AFGHANISTAN: CHRONOTOPIA

Publisher:  Dewi Lewis Pub, 2002
Italian edition: Peliti Associati
Language: English

Photography and text: Simon Norfolk
Design: Jonathan Towell

European art has long had a fondness for ruin and desolation that has little parallel in other cultures. Since the Renaissance, artists such as Claude Lorraine or Caspar David Friedrich have painted destroyed classical palaces and gothic churches, bathed in a fading golden twilight. These motifs symbolised that the greatest creations of civilisation – the empires of Rome and Greece or the Catholic Church – even these have no permanence. Eventually they too would crumble; vanquished by barbarians and vanishing into the undergrowth. The only thing that could last, that was truly reliable, was God. And man’s only rational response in the face of God’s power, was awe. The landscapes of Afghanistan are also ‘awesome’ (in the original sense of this word) but the feelings of dread and insignificance are not related to the power of God but to the power of modern weaponry.

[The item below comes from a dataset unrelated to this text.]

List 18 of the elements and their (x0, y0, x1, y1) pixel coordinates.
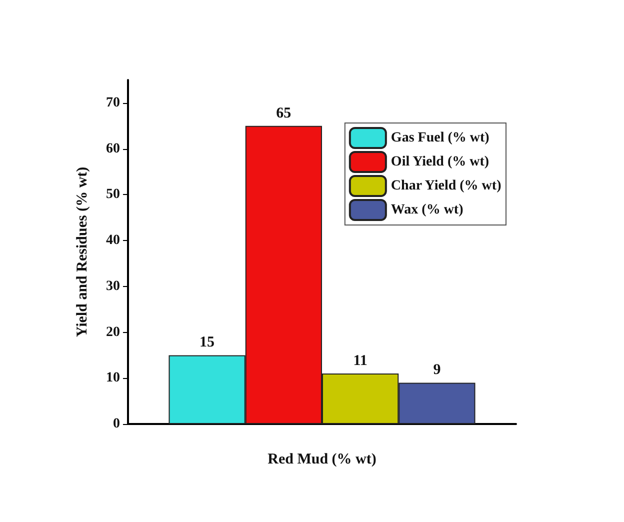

Afghanistan is unique, utterly unlike any other war-ravaged landscape. In Bosnia, Dresden or the Somme for example, the devastation appears to have taken place within one period, inflicted by a small gamut of weaponry. However, the sheer length of the war in Afghanistan, means that the ruins have a bizarre layering; different moments of destruction lying like sedimentary strata on top of each other. There are places near Bagram Air Base or on The Shomali Plain where the front line has passed back and forth eight or nine times – each leaving a deadly flotsam of destroyed homes and fields seeded with landmines. A parallel is the story of Heinrich Schliemann’s discovery of the remains of the classical city of Troy in the 1870s. Digging down, he found eleven cities deposited upon each other, each one in its turn rebuilt upon the rubble of its predecessor and later destroyed.